I held the ID in front of her nose. ‘I’d like a word.’ We were standing across the road from Sainbury’s, and I could see people in their cafeteria. ‘Let’s go in there,’ I said, ‘where we can sit down.’
I gestured for her to lead the way and she looked around as we entered the café. Whether she was taking in the unfamiliar surroundings or hoping none of her friends was watching I had no way of knowing.
‘Did you say you know Selina?’ she asked when we were seated just inside, after I’d asked her name.
‘I’m seeing her this afternoon,’ I said. ‘Didn’t she mention it?’
‘Well, yes, she did. She said she’d had this mystery call from a policeman and he’d been ever-so assertive.’ She giggled and I caught a whiff of her scent.
‘How long have you known her?’
‘About, oh, ten or fifteen years.’ She looked downcast, as if the memory of all that time passed by was a shock to her.
‘Where did you meet?’
‘Hm, Holland, I think. Yes, we met in Holland.’
I didn’t push it. They probably went over there as teenagers, looking to break into something or other. They’d survived, and that was all that mattered. If it doesn’t kill us it makes us stronger, as my dad used to say before he threw me out of the rowing boat. Getting out of the sack was the hardest bit.
‘So you go back a long way.’
‘Thanks for reminding me, Inspector. What exactly is it you want to know?’
‘Tell me about Peter Wallenberg.’
‘Hopalong? What’s to tell?’
‘Where did they meet?’
‘I don’t know. You’ll have to ask Selina.’
She’d gone on the defensive, and I sensed her hackles rise at the mention of his name. ‘Do you like him?’ I asked.
A couple of workmen from the building site next door sat down near us, their plates heaped high with cholesterol-bearing goodi
es; all the tasty stuff we’re told not to eat. They were wearing thick woollen shirts, torn jeans and riggers’ boots. She stared at them as they poured ketchup over the piled-up plates.
‘Peter,’ I reminded her.
‘Um, er, no, I don’t like him.’
‘Why not?’
‘Have you seen him?’
‘Yes, once or twice.’
‘Then you know why.’
‘Appearance isn’t everything,’ I said, ‘which is fortunate for some of us. Beneath that unprepossessing exterior there might beat a heart of pure gold.’

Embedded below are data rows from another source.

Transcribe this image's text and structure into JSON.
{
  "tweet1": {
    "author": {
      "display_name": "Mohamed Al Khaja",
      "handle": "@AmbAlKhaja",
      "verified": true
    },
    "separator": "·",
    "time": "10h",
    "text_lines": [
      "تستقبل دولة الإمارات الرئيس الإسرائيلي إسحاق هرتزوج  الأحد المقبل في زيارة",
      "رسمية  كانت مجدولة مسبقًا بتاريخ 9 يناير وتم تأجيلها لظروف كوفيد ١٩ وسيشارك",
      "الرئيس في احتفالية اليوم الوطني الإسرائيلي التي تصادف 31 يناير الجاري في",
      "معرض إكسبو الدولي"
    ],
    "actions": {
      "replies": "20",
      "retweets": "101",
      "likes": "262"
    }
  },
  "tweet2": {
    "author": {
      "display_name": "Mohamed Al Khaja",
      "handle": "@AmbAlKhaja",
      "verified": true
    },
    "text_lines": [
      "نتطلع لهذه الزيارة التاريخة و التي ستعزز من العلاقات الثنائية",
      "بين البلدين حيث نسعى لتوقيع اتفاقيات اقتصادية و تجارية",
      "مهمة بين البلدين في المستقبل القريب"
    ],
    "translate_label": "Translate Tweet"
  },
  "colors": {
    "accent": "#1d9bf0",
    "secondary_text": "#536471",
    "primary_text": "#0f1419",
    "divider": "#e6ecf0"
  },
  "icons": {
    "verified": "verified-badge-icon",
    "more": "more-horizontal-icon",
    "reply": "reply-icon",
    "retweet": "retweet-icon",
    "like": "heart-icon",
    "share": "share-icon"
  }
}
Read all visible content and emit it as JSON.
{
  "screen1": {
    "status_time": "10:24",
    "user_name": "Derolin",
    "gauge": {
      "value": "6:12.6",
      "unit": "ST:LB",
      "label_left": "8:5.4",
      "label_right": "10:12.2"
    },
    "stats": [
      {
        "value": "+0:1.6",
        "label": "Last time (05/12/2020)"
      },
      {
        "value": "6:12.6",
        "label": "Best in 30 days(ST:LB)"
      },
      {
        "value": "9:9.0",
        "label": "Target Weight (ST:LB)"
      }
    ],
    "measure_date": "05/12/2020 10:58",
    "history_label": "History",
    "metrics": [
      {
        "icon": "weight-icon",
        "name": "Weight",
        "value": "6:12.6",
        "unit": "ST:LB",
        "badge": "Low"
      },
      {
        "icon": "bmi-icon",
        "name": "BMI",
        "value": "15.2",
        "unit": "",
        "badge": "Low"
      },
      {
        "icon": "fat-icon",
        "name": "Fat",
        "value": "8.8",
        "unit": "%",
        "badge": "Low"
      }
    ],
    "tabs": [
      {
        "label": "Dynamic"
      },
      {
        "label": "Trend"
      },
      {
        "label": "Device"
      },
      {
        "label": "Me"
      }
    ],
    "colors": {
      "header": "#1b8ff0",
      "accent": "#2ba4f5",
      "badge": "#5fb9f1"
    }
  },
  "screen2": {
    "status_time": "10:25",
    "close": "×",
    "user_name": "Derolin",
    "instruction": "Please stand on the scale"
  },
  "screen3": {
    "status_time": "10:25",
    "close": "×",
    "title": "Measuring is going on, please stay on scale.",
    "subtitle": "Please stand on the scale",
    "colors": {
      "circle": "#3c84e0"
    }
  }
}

‘Beneath that unprepossessing exterior, as you call it, there beats a vicious, scheming animal. Why she stays with him I’ll never know. Well…well, never mind.’
But I did mind. ‘He claims they have an open marriage,’ I said. ‘Is that true?’
‘Uh!’ she snorted. ‘By open, he means that he can do what he likes. Go with his…his girl friends. It’s different for Selina.’
‘But she did have a boyfriend,’ I stated. She looked at me warily, wondering how much I knew. I went on: ‘Wasn’t he killed in a car crash?’
‘You know about that?’
‘Yes. Did you know him?’
‘No, it was her big secret. She called him her bit of rough, her toyboy.’ She glanced across at the workmen again, wondering if he’d been like them.
‘And Peter never knew about him?’
‘Good heavens, no. He’d have killed her if he’d found out. He was insanely jealous. They had a big row about six months ago and he beat her up. He accused her of having a boyfriend and went berserk. She’s his property, and nobody touches his property.’
‘Right. I’ll have to have another talk with Mr Wallenberg. Can I walk you back to your car? I’m not in mine so I can’t offer you a lift.’
‘That’s all right, Inspector. I’ve some shopping to do.’
It was a ten-minute walk back to the office, and Dave’s car was back in its place when I arrived. ‘Thanks for coming to collect me,’ I said. ‘I didn’t get very wet.’